Tarih şahit ki koca Osmanlı yiğitti!
Malta,Mekke,San Remo,zor gurbette vefat,
Zaten ne padişahlık kalmıştı ne sıfat!
Hiç tenezzül etmezdi mücevher taşına,
Ukbaya giderken haciz geldi nâşına.
Haciz nâşa değil, payitahta konmuştu,
Ona hain diyen çok dimağlar donmuştu.
Defnine bir yer bulunmuştu darül İslam’da,
Makamı Süleymaniye avlusu, Şam’da.
Ha İstanbul, ha Şam’daki Süleymaniye,
Her ikisi de Mimar Sinan’dan hediye.
Vahdettin’in kabrinde hep düşündüm durdum,
Yaş akar diye gözlerime kepenk vurdum!
                                                                   

HAYAT VE MEMAT

Hayat bu muamma, onu bize kim açar?
Cevher saçan akıl, neden hikmetten kaçar?

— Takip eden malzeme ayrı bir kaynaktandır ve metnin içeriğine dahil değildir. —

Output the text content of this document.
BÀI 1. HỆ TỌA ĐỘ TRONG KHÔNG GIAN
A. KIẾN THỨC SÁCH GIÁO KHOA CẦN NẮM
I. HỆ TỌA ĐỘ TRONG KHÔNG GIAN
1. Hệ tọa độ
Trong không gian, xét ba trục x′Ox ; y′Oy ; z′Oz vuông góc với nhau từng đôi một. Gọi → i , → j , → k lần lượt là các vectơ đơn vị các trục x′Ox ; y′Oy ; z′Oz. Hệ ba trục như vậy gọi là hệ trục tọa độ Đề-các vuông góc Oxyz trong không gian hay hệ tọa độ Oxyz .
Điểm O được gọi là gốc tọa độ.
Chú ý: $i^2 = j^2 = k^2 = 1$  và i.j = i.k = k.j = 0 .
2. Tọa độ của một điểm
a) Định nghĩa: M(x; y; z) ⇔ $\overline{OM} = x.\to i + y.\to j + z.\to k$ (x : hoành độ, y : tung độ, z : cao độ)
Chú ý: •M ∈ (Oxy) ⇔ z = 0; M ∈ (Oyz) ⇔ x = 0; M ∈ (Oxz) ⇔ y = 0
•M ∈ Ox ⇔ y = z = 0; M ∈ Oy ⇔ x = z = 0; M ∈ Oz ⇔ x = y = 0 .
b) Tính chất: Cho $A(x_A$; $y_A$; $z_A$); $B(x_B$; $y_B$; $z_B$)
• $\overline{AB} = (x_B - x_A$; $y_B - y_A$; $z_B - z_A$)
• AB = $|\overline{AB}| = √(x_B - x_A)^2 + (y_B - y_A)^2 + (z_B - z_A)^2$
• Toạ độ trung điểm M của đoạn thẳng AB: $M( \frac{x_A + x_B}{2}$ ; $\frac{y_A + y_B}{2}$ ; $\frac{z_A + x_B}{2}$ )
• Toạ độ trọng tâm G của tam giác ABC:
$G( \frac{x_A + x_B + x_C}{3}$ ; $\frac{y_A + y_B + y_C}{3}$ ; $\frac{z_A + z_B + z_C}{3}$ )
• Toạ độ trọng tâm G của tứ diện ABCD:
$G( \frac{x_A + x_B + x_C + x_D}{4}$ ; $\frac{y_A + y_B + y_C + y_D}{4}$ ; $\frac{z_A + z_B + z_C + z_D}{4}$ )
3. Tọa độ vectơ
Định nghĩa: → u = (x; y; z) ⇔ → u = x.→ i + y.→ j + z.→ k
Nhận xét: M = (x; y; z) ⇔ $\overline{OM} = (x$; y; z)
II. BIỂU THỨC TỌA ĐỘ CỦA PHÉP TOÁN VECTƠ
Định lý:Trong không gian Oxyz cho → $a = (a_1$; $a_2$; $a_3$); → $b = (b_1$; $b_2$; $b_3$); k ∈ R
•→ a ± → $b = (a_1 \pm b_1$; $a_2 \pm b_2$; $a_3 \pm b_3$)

Hayat renklerden mürekkep, kara mı, ak mı?
Şüphesi menkul felsefe kadar muğlak mı?

Hayat bedenî haz, ye, iç, eğlen ve yat mı?
Her sabah akşamdan, bayat kalkmak hayat mı?

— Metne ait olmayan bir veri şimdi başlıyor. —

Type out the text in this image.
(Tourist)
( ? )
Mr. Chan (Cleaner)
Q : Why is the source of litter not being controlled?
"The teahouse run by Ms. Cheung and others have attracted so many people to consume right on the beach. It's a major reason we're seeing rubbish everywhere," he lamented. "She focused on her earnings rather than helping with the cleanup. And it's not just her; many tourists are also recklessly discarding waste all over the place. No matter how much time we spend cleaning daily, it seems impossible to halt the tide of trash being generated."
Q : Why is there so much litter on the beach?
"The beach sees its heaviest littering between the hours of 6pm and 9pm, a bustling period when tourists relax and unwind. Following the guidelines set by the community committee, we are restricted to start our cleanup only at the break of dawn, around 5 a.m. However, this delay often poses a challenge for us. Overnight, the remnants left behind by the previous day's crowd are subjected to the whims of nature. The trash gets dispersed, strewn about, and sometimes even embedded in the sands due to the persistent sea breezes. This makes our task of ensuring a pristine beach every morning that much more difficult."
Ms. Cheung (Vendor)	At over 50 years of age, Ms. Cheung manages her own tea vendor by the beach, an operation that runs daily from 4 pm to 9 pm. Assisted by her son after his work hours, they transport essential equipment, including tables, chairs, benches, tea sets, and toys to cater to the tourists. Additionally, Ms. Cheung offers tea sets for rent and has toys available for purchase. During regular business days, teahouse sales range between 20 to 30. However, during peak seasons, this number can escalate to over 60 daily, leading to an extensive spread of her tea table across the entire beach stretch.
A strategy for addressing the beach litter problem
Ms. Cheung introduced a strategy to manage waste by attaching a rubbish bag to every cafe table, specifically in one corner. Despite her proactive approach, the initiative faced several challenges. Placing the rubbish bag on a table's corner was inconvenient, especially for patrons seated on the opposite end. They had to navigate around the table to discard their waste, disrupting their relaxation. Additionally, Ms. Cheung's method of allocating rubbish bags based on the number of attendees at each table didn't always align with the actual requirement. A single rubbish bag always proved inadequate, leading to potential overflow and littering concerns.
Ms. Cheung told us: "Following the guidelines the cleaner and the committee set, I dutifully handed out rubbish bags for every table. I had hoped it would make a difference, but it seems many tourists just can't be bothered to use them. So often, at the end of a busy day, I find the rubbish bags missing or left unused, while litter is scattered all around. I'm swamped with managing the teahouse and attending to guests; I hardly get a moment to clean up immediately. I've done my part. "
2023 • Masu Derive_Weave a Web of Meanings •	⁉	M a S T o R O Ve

Hayat, ötelere uçmaya kol – kanat mı?
Bedene kefen, ruha binilecek at mı?

Hayatta manâ, kör bedende ruh ne arar?
Yoksa öte, iman ve inkâr neye yarar?

Hayat mayın tarlası, fıtrata duvar mı?
Bu tarladan menzile gidecek yol var mı?

Hayat mı fıtrata, akıl mı saf akla aç?
Akıl kelepçe akla ve nakle mi muhtaç?

Hayat küçük kıyamet, eşsiz imtihan mı?
Dünya büyük kıyamet, kopana dek han mı?

Hayat cevher, gerisi çıyanlara mı et?
Beden çürür de, ruh allah’a mı emanet?

Hayat ruh aynası, vehim mi inkâr ruhu?
Ruhsuzsa insan, kim ne yapsın bu güruhu?

Madem hayat bir, niye yalnız insan âkil?
Her fertte irade, beyhude mi müstakil?

Her hayat mükellef mi, şuurlu mu solur?
Akılsızdan eşrefi mahlukat mı olur?

Hayat düşe eş, ölünce mi kalkar perde?
Bir perde ki iblis, önünde mi siperde?

Hayattan mı akar cennete, bal, kevser, nar?
Amellerle mi cehennem tutuşup yanar?

Şu hayatta ölüm, ölümde hayat var mı?
Ölümsüz hayat, bir gün ölümü kovar mı?